L’infolettre du R&N revient bientôt dans vos électroboîtes.
Dans sa Note doctrinale concernant certaines questions sur l’engagement et le comportement des catholiques dans la vie politique [1], le Cardinal Ratzinger évoque l’action des chrétiens en politique qui constitue à ses yeux une constante de l’histoire :
« En deux mille ans d’histoire, l’engagement des chrétiens dans le monde s’est réalisé sous des formes diverses. L’une d’entre elles a été la participation à l’action politique. »
Dès les premiers siècles, en effet, il est constaté que les chrétiens « participent à la vie publique comme citoyens [2] ». Il évoque ensuite Saint Thomas More, « proclamé Patron des responsables de gouvernement et des hommes politiques [qui] a su témoigner jusqu’à la mort de la dignité inaliénable de la conscience. Bien que soumis à diverses formes de pressions psychologiques, il a refusé tout compromis et, sans renier sa constante fidélité à l’autorité et aux institutions légitimes qui l’avaient distingué, il a affirmé par sa vie et par sa mort que l’on ne peut séparer l’homme de Dieu, ni la politique de la morale. »
Ce constat d’une participation autrefois importante des chrétiens dans l’ordre temporel n’apparaît hélas plus vraiment d’actualité dans notre société moderne. Contrairement à certaines minorités agissantes et peut-être plus bruyantes, les catholiques occidentaux ne sont pas constitués en groupe de pression politique. On pourrait même dire qu’ils ont quasiment abandonné le terrain politique, préférant rester catholiques dans la sphère privée. Nous avons retrouvé pareil constat chez certains auteurs, comme Jean Ousset, qui, en 1959, dans son ouvrage Pour qu’il règne écrit :
« Et ce qu’on a pu appeler, au XIXe siècle, le repli de l’Église dans le sanctuaire n’est en réalité que la désertion de la grande masse des laïcs chrétiens dans le combat pour une cité catholique. »

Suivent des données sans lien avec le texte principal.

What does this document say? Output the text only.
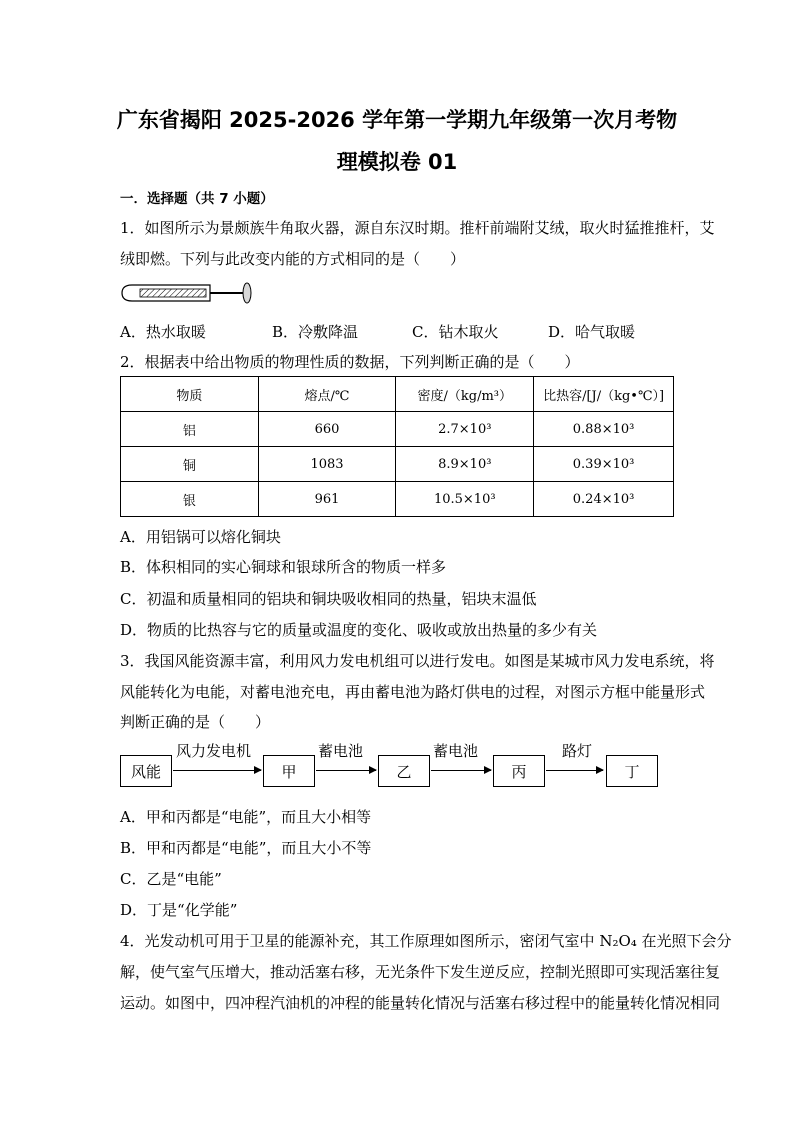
广东省揭阳 2025-2026 学年第一学期九年级第一次月考物
理模拟卷 01
一．选择题（共 7 小题）
1．如图所示为景颇族牛角取火器，源自东汉时期。推杆前端附艾绒，取火时猛推推杆，艾
绒即燃。下列与此改变内能的方式相同的是（　　）
A．热水取暖	B．冷敷降温	C．钻木取火	D．哈气取暖
2．根据表中给出物质的物理性质的数据，下列判断正确的是（　　）
物质	熔点/℃	密度/（kg/m³）	比热容/[J/（kg•℃）]
铝	660	2.7×10³	0.88×10³
铜	1083	8.9×10³	0.39×10³
银	961	10.5×10³	0.24×10³
A．用铝锅可以熔化铜块
B．体积相同的实心铜球和银球所含的物质一样多
C．初温和质量相同的铝块和铜块吸收相同的热量，铝块末温低
D．物质的比热容与它的质量或温度的变化、吸收或放出热量的多少有关
3．我国风能资源丰富，利用风力发电机组可以进行发电。如图是某城市风力发电系统，将
风能转化为电能，对蓄电池充电，再由蓄电池为路灯供电的过程，对图示方框中能量形式
判断正确的是（　　）
风能
风力发电机
甲
蓄电池
乙
蓄电池
丙
路灯
丁
A．甲和丙都是“电能”，而且大小相等
B．甲和丙都是“电能”，而且大小不等
C．乙是“电能”
D．丁是“化学能”
4．光发动机可用于卫星的能源补充，其工作原理如图所示，密闭气室中 N₂O₄ 在光照下会分
解，使气室气压增大，推动活塞右移，无光条件下发生逆反应，控制光照即可实现活塞往复
运动。如图中，四冲程汽油机的冲程的能量转化情况与活塞右移过程中的能量转化情况相同
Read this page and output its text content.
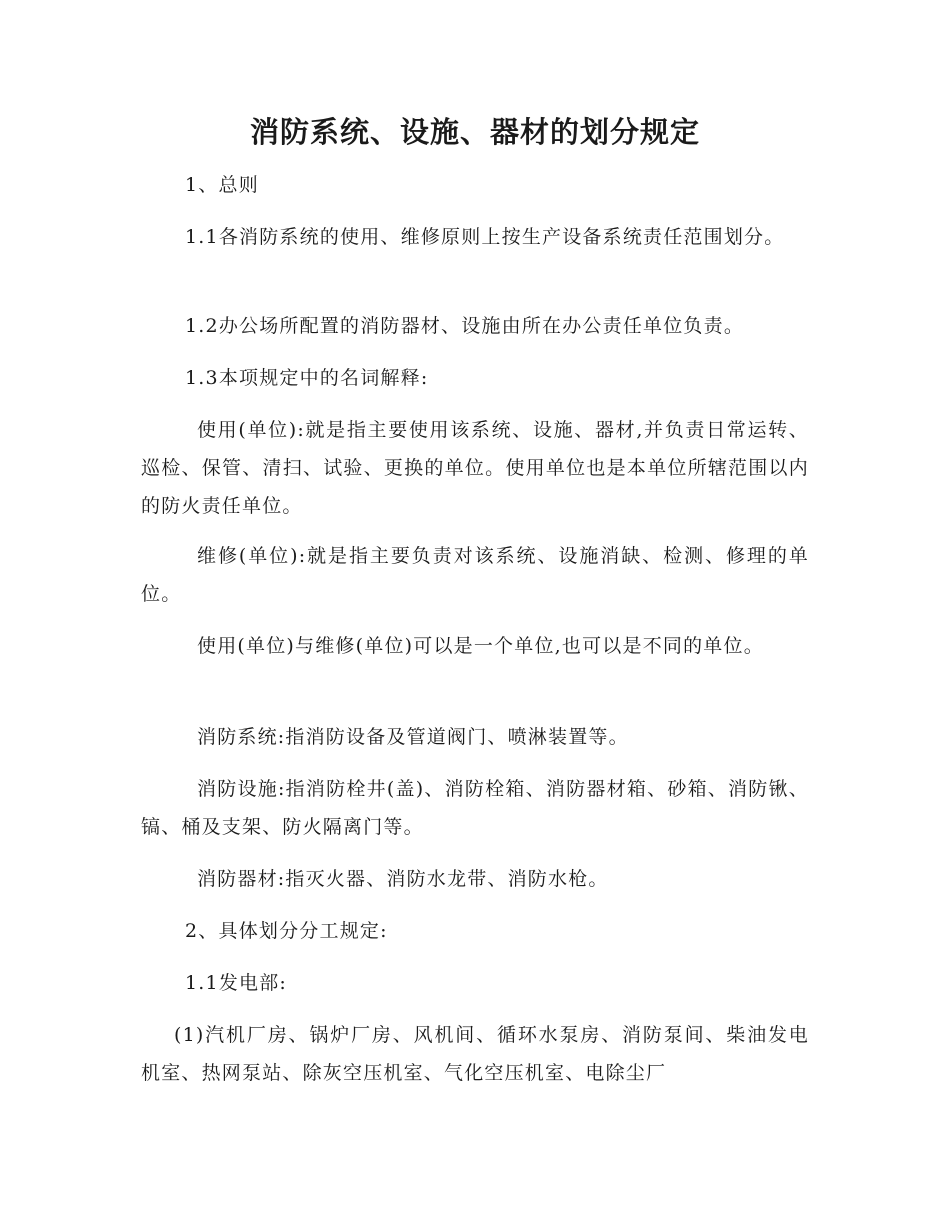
消防系统、设施、器材的划分规定
1、总则
1.1各消防系统的使用、维修原则上按生产设备系统责任范围划分。
1.2办公场所配置的消防器材、设施由所在办公责任单位负责。
1.3本项规定中的名词解释:
使用(单位):就是指主要使用该系统、设施、器材,并负责日常运转、巡检、保管、清扫、试验、更换的单位。使用单位也是本单位所辖范围以内的防火责任单位。
维修(单位):就是指主要负责对该系统、设施消缺、检测、修理的单位。
使用(单位)与维修(单位)可以是一个单位,也可以是不同的单位。
消防系统:指消防设备及管道阀门、喷淋装置等。
消防设施:指消防栓井(盖)、消防栓箱、消防器材箱、砂箱、消防锹、镐、桶及支架、防火隔离门等。
消防器材:指灭火器、消防水龙带、消防水枪。
2、具体划分分工规定:
1.1发电部:
(1)汽机厂房、锅炉厂房、风机间、循环水泵房、消防泵间、柴油发电机室、热网泵站、除灰空压机室、气化空压机室、电除尘厂
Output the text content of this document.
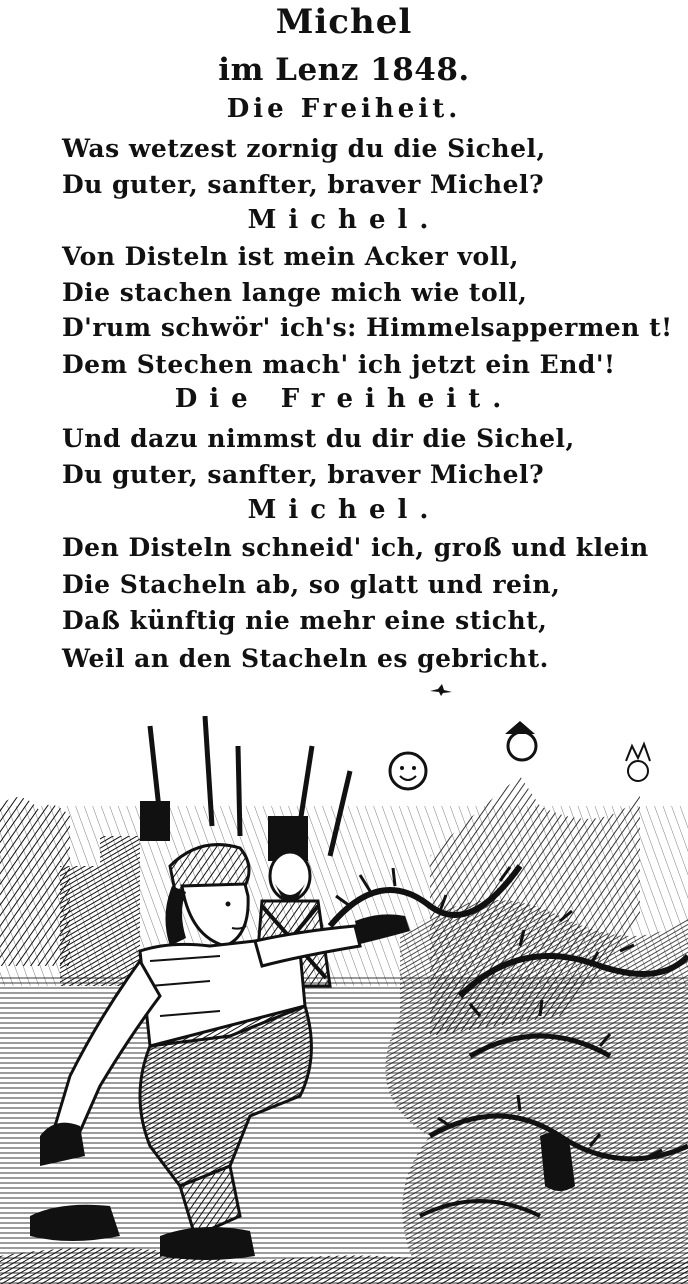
Michel
im Lenz 1848.
Die Freiheit.
Was wetzest zornig du die Sichel,
Du guter, sanfter, braver Michel?
Michel.
Von Disteln ist mein Acker voll,
Die stachen lange mich wie toll,
D'rum schwör' ich's: Himmelsappermen t!
Dem Stechen mach' ich jetzt ein End'!
Die Freiheit.
Und dazu nimmst du dir die Sichel,
Du guter, sanfter, braver Michel?
Michel.
Den Disteln schneid' ich, groß und klein
Die Stacheln ab, so glatt und rein,
Daß künftig nie mehr eine sticht,
Weil an den Stacheln es gebricht.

Les catholiques ont sans doute trop bien intégré le concept de laïcité pour en arriver à fuir le domaine du politique. Par contre, le domaine économique n’a pas provoqué chez eux la même répulsion. Toutefois, il faut noter ici et là quelques exceptions, en témoignent l’émergence récente de La manif pour tous ou des personnes comme Jean-Frédéric Poisson et Karim Ouchikh, hommes politiques se prétendant ouvertement catholiques. Le renouveau chrétien dans les anciens pays soviétiques comme la Pologne, la Hongrie ou la Russie constituent aussi des exemples intéressants d’engagement chrétien dans la cité.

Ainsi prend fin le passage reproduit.